A Sept. 1 article titled “Ignorance Is Not Bliss” by Investment News highlights the impending issues facing bond investors  and whether financial advisers are taking appropriate measures to ensure their clients don’t get caught unaware.

Last week, the 10-year U.S. Treasury note yield was 2.78%, slightly down from 2.94% that it stood on Aug. 24. As the article points out, the yield pullback is likely to be short-lived as the Federal Reserve begins to taper its monthly bond purchases under what’s known as its five-year-long quantitative-easing program.

And that’s expected to happen very soon, which means investors need to take careful note. Because bond prices move in the opposite direction of yields, the rise in market yields could spell huge losses for investors. This is especially true for bond mutual funds in which portfolio managers are forced to sell their holdings at a loss in order to meet redemption demands, according to the Investment News article.
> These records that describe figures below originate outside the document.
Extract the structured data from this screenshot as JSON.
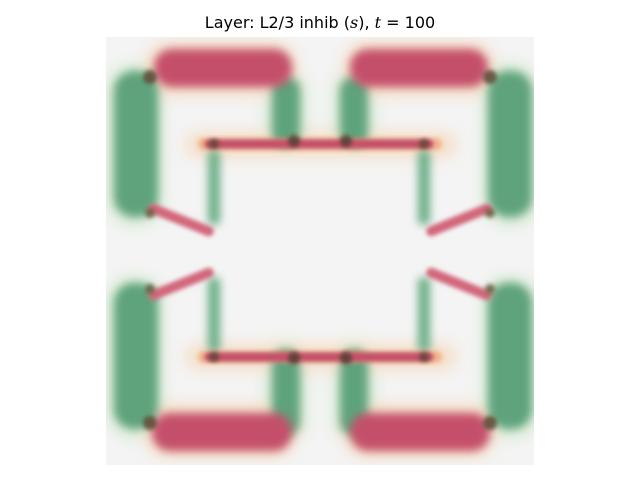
{
  "figure": {
    "title_prefix": "Layer: L2/3 inhib (",
    "title_var_s": "s",
    "title_mid": "), ",
    "title_var_t": "t",
    "title_suffix": " = 100"
  },
  "colors": {
    "background": "#f4f4f4",
    "excitatory_red": "#c4506a",
    "red_edge": "#f2b27a",
    "inhibitory_green": "#5fa37d",
    "green_edge": "#a9d8a6",
    "dark_overlap": "#5a4a36"
  }
}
The article makes it very clear:  The yield on the 10-year Treasury has gained a full percentage point since mid-May. A 1-percentage-point rise in interest rates translates into about a 1% decline in prices for every year of a bond’s duration. To put it another way, a bond fund with a 10-year duration would fall in value by 10% for every 1-percentage point interest-rate rise.
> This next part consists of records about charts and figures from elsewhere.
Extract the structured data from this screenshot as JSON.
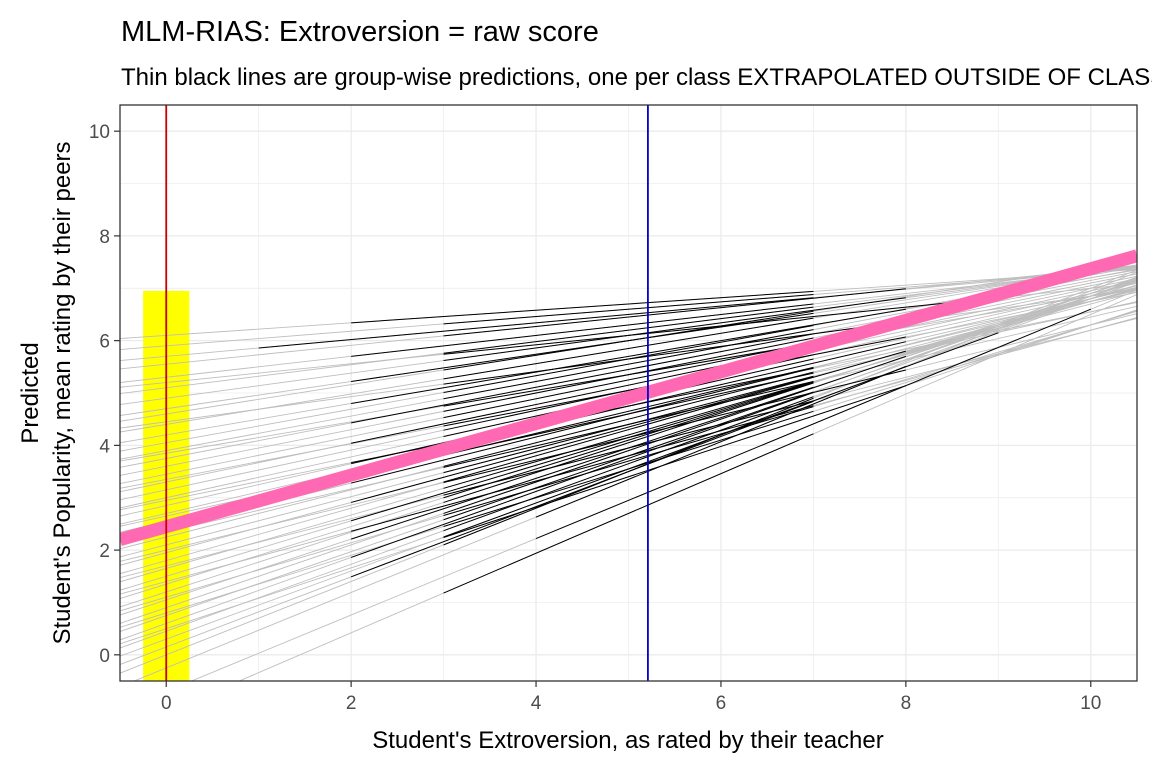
{
  "chart_data": {
    "type": "line",
    "title": "MLM-RIAS: Extroversion = raw score",
    "subtitle": "Thin black lines are group-wise predictions, one per class EXTRAPOLATED OUTSIDE OF CLASS RANGE",
    "xlabel": "Student's Extroversion, as rated by their teacher",
    "ylabel_lines": [
      "Predicted",
      "Student's Popularity, mean rating by their peers"
    ],
    "xlim": [
      -0.5,
      10.5
    ],
    "ylim": [
      -0.5,
      10.5
    ],
    "x_ticks": [
      0,
      2,
      4,
      6,
      8,
      10
    ],
    "y_ticks": [
      0,
      2,
      4,
      6,
      8,
      10
    ],
    "grid": true,
    "fixed_effect": {
      "x": [
        -0.5,
        10.5
      ],
      "y": [
        2.2,
        7.62
      ],
      "color": "#ff69b4"
    },
    "reference_lines": [
      {
        "axis": "x",
        "value": 0,
        "color": "#cc0000"
      },
      {
        "axis": "x",
        "value": 5.21,
        "color": "#0000cc"
      }
    ],
    "highlight_band": {
      "x": [
        -0.25,
        0.25
      ],
      "y": [
        -0.5,
        6.95
      ],
      "color": "#ffff00"
    },
    "extrapolated_color": "#bebebe",
    "observed_color": "#000000",
    "class_lines": [
      {
        "a": 6.1,
        "b": 0.12,
        "r": [
          2,
          7
        ]
      },
      {
        "a": 5.9,
        "b": 0.14,
        "r": [
          3,
          7
        ]
      },
      {
        "a": 5.7,
        "b": 0.16,
        "r": [
          1,
          7
        ]
      },
      {
        "a": 5.55,
        "b": 0.18,
        "r": [
          3,
          8
        ]
      },
      {
        "a": 5.3,
        "b": 0.2,
        "r": [
          2,
          7
        ]
      },
      {
        "a": 5.1,
        "b": 0.22,
        "r": [
          3,
          7
        ]
      },
      {
        "a": 4.9,
        "b": 0.24,
        "r": [
          3,
          8
        ]
      },
      {
        "a": 4.7,
        "b": 0.26,
        "r": [
          2,
          7
        ]
      },
      {
        "a": 4.6,
        "b": 0.28,
        "r": [
          3,
          7
        ]
      },
      {
        "a": 4.4,
        "b": 0.29,
        "r": [
          3,
          7
        ]
      },
      {
        "a": 4.2,
        "b": 0.3,
        "r": [
          2,
          8
        ]
      },
      {
        "a": 4.05,
        "b": 0.32,
        "r": [
          3,
          7
        ]
      },
      {
        "a": 3.9,
        "b": 0.33,
        "r": [
          3,
          7
        ]
      },
      {
        "a": 3.75,
        "b": 0.34,
        "r": [
          2,
          7
        ]
      },
      {
        "a": 3.6,
        "b": 0.35,
        "r": [
          3,
          7
        ]
      },
      {
        "a": 3.45,
        "b": 0.36,
        "r": [
          3,
          8
        ]
      },
      {
        "a": 3.3,
        "b": 0.37,
        "r": [
          2,
          7
        ]
      },
      {
        "a": 3.15,
        "b": 0.38,
        "r": [
          3,
          7
        ]
      },
      {
        "a": 3.0,
        "b": 0.39,
        "r": [
          3,
          7
        ]
      },
      {
        "a": 2.85,
        "b": 0.4,
        "r": [
          2,
          7
        ]
      },
      {
        "a": 2.7,
        "b": 0.41,
        "r": [
          3,
          8
        ]
      },
      {
        "a": 2.55,
        "b": 0.42,
        "r": [
          3,
          7
        ]
      },
      {
        "a": 2.4,
        "b": 0.44,
        "r": [
          2,
          7
        ]
      },
      {
        "a": 2.25,
        "b": 0.45,
        "r": [
          3,
          7
        ]
      },
      {
        "a": 2.1,
        "b": 0.46,
        "r": [
          3,
          7
        ]
      },
      {
        "a": 1.95,
        "b": 0.48,
        "r": [
          2,
          7
        ]
      },
      {
        "a": 1.8,
        "b": 0.5,
        "r": [
          3,
          8
        ]
      },
      {
        "a": 1.65,
        "b": 0.51,
        "r": [
          3,
          7
        ]
      },
      {
        "a": 1.5,
        "b": 0.53,
        "r": [
          2,
          7
        ]
      },
      {
        "a": 1.35,
        "b": 0.55,
        "r": [
          3,
          7
        ]
      },
      {
        "a": 1.2,
        "b": 0.57,
        "r": [
          3,
          7
        ]
      },
      {
        "a": 1.05,
        "b": 0.58,
        "r": [
          2,
          7
        ]
      },
      {
        "a": 0.9,
        "b": 0.6,
        "r": [
          3,
          8
        ]
      },
      {
        "a": 0.75,
        "b": 0.61,
        "r": [
          3,
          7
        ]
      },
      {
        "a": 0.6,
        "b": 0.63,
        "r": [
          2,
          7
        ]
      },
      {
        "a": 0.45,
        "b": 0.64,
        "r": [
          3,
          7
        ]
      },
      {
        "a": 0.3,
        "b": 0.65,
        "r": [
          3,
          9
        ]
      },
      {
        "a": 0.15,
        "b": 0.67,
        "r": [
          2,
          7
        ]
      },
      {
        "a": 0.0,
        "b": 0.7,
        "r": [
          3,
          7
        ]
      },
      {
        "a": -0.25,
        "b": 0.72,
        "r": [
          4,
          8
        ]
      },
      {
        "a": -0.7,
        "b": 0.73,
        "r": [
          4,
          10
        ]
      },
      {
        "a": -1.1,
        "b": 0.76,
        "r": [
          3,
          7
        ]
      },
      {
        "a": 5.2,
        "b": 0.18,
        "r": [
          3,
          9
        ]
      },
      {
        "a": 4.45,
        "b": 0.24,
        "r": [
          3,
          8
        ]
      },
      {
        "a": 3.85,
        "b": 0.3,
        "r": [
          3,
          7
        ]
      },
      {
        "a": 3.35,
        "b": 0.34,
        "r": [
          3,
          8
        ]
      },
      {
        "a": 2.95,
        "b": 0.36,
        "r": [
          2,
          7
        ]
      },
      {
        "a": 2.65,
        "b": 0.39,
        "r": [
          3,
          7
        ]
      },
      {
        "a": 2.35,
        "b": 0.41,
        "r": [
          3,
          7
        ]
      },
      {
        "a": 2.0,
        "b": 0.43,
        "r": [
          3,
          8
        ]
      },
      {
        "a": 1.7,
        "b": 0.45,
        "r": [
          3,
          7
        ]
      },
      {
        "a": 1.4,
        "b": 0.48,
        "r": [
          2,
          7
        ]
      },
      {
        "a": 1.1,
        "b": 0.52,
        "r": [
          3,
          7
        ]
      },
      {
        "a": 0.8,
        "b": 0.55,
        "r": [
          3,
          7
        ]
      },
      {
        "a": 0.5,
        "b": 0.58,
        "r": [
          3,
          8
        ]
      }
    ]
  }
}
The question becomes whether investors clearly understand the impact of rising interest rates on their investment portfolio. Unfortunately, several studies indicate that the answer may be “no.”  According to a new study by brokerage firm Edward Jones, 63% of Americans don’t know how rising interest rates will affect their retirement portfolios, including their 401(k)s and IRAs. Moreover, 24% say they feel completely in the dark about what rising interest rates actually mean.

Financial advisers should be paying attention and taking steps to make sure their clients understand the current financial climate, especially the impact of rising interest rates on bonds. In some cases, that’s happening. In other instances, advisers appear to be completely out of touch with the state of the bond market. In that scenario, investors could very well be caught off guard and pay the ultimate price.

“The biggest risks to the clients is the adviser being either oblivious or in denial about how bonds work. And the client has faith in the adviser . . . High-quality bond funds are the worst investments on the planet right now,” said Robert Isbitts, founder and chief investment strategist at Sungarden Investment Research, in an Aug. 27 interview with Investment News.